Cloud AI services advertise million-token context windows. Tholos AI runs on your machine — so its context window is sized by your hardware. This article explains what the context window actually is, why local AI can't simply match the cloud number, and how Tholos AI gets the most out of whatever machine you have.

What the context window is

The context window is the total amount of text a model can "hold in mind" at once — your conversation history, the document excerpts being discussed, and the answer being generated, all counted together in tokens. When a conversation outgrows it, earlier content has to fall away.
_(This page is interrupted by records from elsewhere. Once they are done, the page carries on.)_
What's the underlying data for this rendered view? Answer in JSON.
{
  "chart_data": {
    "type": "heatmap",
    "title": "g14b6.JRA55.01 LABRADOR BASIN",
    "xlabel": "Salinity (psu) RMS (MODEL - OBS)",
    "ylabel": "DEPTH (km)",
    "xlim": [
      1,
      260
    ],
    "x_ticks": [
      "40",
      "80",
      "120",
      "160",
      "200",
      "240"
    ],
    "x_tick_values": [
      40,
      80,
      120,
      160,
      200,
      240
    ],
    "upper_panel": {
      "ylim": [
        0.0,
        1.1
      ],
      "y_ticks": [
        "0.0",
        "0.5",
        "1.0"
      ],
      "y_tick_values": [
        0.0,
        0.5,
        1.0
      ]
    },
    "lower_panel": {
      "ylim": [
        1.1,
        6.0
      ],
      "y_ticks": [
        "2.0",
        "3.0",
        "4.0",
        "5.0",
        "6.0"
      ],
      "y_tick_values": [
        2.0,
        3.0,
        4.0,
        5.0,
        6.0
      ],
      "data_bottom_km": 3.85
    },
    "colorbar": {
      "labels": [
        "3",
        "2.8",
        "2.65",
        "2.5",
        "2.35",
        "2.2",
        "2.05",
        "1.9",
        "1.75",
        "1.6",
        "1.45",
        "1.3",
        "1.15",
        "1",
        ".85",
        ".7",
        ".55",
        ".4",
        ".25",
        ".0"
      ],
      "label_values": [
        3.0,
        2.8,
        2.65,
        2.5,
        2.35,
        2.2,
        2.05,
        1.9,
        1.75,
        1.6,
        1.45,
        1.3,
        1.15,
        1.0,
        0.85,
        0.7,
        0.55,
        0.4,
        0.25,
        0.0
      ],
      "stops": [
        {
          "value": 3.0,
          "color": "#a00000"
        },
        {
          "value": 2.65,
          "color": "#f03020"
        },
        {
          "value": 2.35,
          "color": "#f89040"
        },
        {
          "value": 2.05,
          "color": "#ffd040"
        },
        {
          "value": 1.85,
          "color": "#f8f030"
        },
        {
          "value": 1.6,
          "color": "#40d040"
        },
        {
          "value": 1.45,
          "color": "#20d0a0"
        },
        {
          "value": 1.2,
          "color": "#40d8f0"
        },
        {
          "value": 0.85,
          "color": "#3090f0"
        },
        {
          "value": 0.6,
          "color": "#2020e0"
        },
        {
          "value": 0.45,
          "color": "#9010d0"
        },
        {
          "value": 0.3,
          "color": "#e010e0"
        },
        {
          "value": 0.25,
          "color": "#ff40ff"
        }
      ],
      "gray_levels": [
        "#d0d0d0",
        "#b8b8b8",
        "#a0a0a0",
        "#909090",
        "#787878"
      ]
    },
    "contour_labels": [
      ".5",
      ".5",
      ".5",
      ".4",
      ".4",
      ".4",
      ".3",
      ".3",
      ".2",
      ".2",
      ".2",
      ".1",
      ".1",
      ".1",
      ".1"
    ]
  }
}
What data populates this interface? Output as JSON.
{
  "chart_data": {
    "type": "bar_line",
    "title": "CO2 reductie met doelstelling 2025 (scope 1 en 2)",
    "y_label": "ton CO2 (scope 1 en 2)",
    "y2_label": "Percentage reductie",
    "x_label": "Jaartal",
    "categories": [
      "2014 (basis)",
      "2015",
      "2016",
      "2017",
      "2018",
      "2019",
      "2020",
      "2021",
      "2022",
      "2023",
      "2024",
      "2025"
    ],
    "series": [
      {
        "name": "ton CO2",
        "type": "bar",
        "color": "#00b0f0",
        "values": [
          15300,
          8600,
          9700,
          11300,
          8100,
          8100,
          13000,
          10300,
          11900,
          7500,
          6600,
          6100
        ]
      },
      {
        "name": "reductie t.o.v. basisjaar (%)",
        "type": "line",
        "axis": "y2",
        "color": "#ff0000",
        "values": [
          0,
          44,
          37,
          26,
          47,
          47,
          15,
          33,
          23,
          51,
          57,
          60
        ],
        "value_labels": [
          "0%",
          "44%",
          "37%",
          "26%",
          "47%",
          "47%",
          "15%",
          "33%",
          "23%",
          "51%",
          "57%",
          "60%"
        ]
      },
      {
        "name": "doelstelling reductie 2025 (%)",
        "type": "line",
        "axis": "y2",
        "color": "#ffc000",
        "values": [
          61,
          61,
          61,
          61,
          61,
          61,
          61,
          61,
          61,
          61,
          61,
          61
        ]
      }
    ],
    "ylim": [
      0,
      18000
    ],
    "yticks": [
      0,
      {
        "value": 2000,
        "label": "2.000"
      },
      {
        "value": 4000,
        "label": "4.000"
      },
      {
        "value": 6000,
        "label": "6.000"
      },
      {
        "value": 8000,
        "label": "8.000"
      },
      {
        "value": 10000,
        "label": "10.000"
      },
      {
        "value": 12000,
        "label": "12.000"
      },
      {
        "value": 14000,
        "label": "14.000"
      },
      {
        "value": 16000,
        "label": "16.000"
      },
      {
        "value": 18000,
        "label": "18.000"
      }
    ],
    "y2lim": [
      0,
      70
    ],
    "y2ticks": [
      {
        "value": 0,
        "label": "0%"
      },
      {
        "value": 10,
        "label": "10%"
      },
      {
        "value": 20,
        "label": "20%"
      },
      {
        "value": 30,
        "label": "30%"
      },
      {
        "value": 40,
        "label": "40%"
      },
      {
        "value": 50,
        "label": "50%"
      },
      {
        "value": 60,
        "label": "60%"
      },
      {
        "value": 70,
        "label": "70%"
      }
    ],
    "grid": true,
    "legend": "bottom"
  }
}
Why local can't do a million tokens

Cloud providers run datacenter GPU fleets purpose-built for long context. On a local machine, the binding constraint is the model's working memory (the KV cache), which grows linearly with context size. For a typical 9B-class model, that's roughly 0.66 MB per token:

Context sizeWorking memory needed
8K tokens~5 GB
128K tokens~85 GB
1M tokens~650 GB

That memory comes out of the same RAM or VRAM that holds the model itself. There's also a second ceiling: every model has a trained context length — pushing beyond it degrades answer quality. So the realistic goal is the largest context the model supports that also fits your memory, not a cloud-style headline number.

What Tholos AI does automatically

  • Hardware-aware sizing. At model load, Tholos AI measures your free RAM/VRAM, accounts for the model's own size plus a safety reserve, and sets the largest context window that fits — instead of using a fixed, one-size-fits-all number.
  • Respects the model's training limit. The context is never pushed past what the model was trained to handle.
  • Long-document summarization just works. When a document exceeds the context window, Summarization switches to chunked processing automatically — you'll see "summarizing chunk i / N" — and produces one coherent summary. You never split files by hand.

Choosing the right tool for the job

  • One long document, a handful of questions: Document Q&A — it retrieves only the relevant passages into the context, with citations, so even a 200-page filing works on modest hardware.
  • A corpus you query repeatedly: the Local Knowledge Base (Professional+). It indexes documents once, persists across sessions, and pulls only what each question needs — the right way to "load" thousands of pages.
  • Condensing, not querying: Summarization with its automatic chunking.
Rule of thumb: don't try to stuff everything into the chat. Retrieval (Q&A, Knowledge Base) scales to corpus sizes no context window ever will — and gives you citations on top.

If you need a bigger window

  • More RAM, or a GPU with more VRAM, directly buys you a larger context.
  • Closing memory-hungry applications before loading a model helps — the sizing is based on memory that's actually free.
  • Tier choice matters too: a smaller model leaves more memory for context on the same machine. See Choosing the right AI model for your hardware.